Do ponto de vista humano, a quarta temporada não perdeu o fôlego readquirido no ano passado. Tatiana Maslanynão demonstrou cansaço, embora a temporada tenha trazido Beth de volta e ainda somado mais dois nomes ao clube: M.K, uma hacker paranoica que ajudou Beth a fazer as descobertas pré-sarah e Krystall, que voltou como prometido e serviu para reiterar o quanto Tatiana é a melhor atriz de todas as séries dramáticas no ar. Krystall tem uma energia completamente nova e é absurdamente carismática e adorável. Enquanto compreendíamos completamente as razões para que Sarah quisesse preservá-la da verdade, torcíamos para que tudo viesse à tona logo, para que a manicure adentrasse de uma vez o clã das sestras

O rodízio de atenções diminuiu o tempo de tela de Helena (que protagonizou muito do terceiro ano), mas ainda assim ela foi estrategicamente colocada em pontos de tensão que lhe caíram como uma luva. A ligação com Allison e Doonie (Kristian Brunn) é uma das mais improváveis, mas funciona perfeitamente. O casal, aliás, seguiu com sua relação perigosa, cômica e peculiarmente sexual. É sempre fascinante perceber como Tatiana construiu uma química diferente e eficiente com cada um de seus grandes parceiros de cena. Com Kristian ao viver Allison e Helena, com Jordan Gavaris ao viver Sarah, com Evelyne Brochu ao viver Cosima e com Rosemary Dunsmore ao viver Rachel.  
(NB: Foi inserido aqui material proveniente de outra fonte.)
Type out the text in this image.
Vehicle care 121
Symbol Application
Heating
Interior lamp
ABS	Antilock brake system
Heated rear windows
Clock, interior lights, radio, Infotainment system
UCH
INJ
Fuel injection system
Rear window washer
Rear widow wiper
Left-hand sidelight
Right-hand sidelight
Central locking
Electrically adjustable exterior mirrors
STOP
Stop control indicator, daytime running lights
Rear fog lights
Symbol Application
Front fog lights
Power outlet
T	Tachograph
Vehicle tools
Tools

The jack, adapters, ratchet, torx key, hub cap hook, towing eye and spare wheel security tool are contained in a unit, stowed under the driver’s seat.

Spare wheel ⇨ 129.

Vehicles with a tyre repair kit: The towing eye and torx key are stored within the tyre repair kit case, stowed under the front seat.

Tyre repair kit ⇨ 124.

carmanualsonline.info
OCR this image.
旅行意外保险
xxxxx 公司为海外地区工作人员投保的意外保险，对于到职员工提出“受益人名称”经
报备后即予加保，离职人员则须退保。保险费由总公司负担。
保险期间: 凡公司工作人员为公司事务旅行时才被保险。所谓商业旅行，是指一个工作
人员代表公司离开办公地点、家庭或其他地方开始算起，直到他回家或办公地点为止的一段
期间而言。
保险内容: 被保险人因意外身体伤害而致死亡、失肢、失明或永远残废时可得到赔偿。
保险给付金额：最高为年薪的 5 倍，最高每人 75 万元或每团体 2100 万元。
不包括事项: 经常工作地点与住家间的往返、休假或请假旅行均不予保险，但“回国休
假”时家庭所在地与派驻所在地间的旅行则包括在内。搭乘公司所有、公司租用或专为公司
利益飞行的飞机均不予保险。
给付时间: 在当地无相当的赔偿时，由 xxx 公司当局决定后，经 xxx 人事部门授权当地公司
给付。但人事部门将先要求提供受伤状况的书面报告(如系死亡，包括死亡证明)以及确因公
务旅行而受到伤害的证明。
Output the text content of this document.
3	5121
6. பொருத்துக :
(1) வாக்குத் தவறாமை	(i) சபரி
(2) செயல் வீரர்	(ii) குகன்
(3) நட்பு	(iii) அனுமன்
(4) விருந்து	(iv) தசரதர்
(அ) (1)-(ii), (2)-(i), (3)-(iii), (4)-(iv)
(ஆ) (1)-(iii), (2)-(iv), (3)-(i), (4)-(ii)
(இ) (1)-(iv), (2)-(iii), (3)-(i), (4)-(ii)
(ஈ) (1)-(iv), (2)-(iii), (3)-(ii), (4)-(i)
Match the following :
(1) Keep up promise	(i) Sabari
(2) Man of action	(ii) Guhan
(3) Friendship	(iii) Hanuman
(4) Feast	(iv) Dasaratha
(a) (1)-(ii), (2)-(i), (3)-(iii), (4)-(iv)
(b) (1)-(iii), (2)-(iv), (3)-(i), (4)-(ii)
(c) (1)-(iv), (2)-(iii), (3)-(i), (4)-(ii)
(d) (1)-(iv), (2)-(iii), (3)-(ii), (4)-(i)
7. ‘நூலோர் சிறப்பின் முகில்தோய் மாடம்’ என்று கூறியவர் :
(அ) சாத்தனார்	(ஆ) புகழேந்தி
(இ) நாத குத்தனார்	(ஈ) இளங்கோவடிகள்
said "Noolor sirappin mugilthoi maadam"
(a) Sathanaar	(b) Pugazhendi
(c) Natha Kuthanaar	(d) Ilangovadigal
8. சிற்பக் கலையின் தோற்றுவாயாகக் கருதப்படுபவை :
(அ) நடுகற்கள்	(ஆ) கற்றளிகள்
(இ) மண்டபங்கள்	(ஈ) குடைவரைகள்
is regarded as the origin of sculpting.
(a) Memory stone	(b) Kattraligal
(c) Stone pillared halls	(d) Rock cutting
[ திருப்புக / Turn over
E foi com essa segurança narrativa, enfim, que a quarta temporada chegou ao fim sem cometer absolutamente nenhum deslize. Até a arriscada decisão de trazer Delphine de volta – e que converge com a perigosa tendência de flexibilizar o conceito da morte na dramaturgia – foi situada no Season Finale de forma correta e emocional. Sobretudo porque significa muito ver como a relação dela com Cosima se tornou um dos pontos centrais das expectativa do público. Depois de enxugar sua abordagem científica, reforçar os laços afetivos e flertar com o humor, o programa se fortaleceu e o grande impacto provocado pela finale só foi possível por causa disso.

Então, logo depois, a BBC América fez o anúncio derradeiro de que a quinta temporada será a última. A notícia foi recebida com entusiasmo pela maioria dos fãs e parece ser o movimento mais sensato para proteger esse bom momento de segurança, sabendo que só haverá mais dez episódios para amarrar todas as pontas e explorar as últimas possibilidades. Esperamos por pelo menos mais alguns clones novos nesse último ciclo e uma leva tão boa de episódios quanto essa que vimos agora. Orphan Black, cheia de personagens femininos poderosos, com uma atriz insuperável e uma inteligência notória, tem seu lugar no hall de produções que vieram para provocar a teledramaturgia e reiterar um discurso de igualdade cada dia mais importante e mais necessário.

Nota do Crítico
Excelente!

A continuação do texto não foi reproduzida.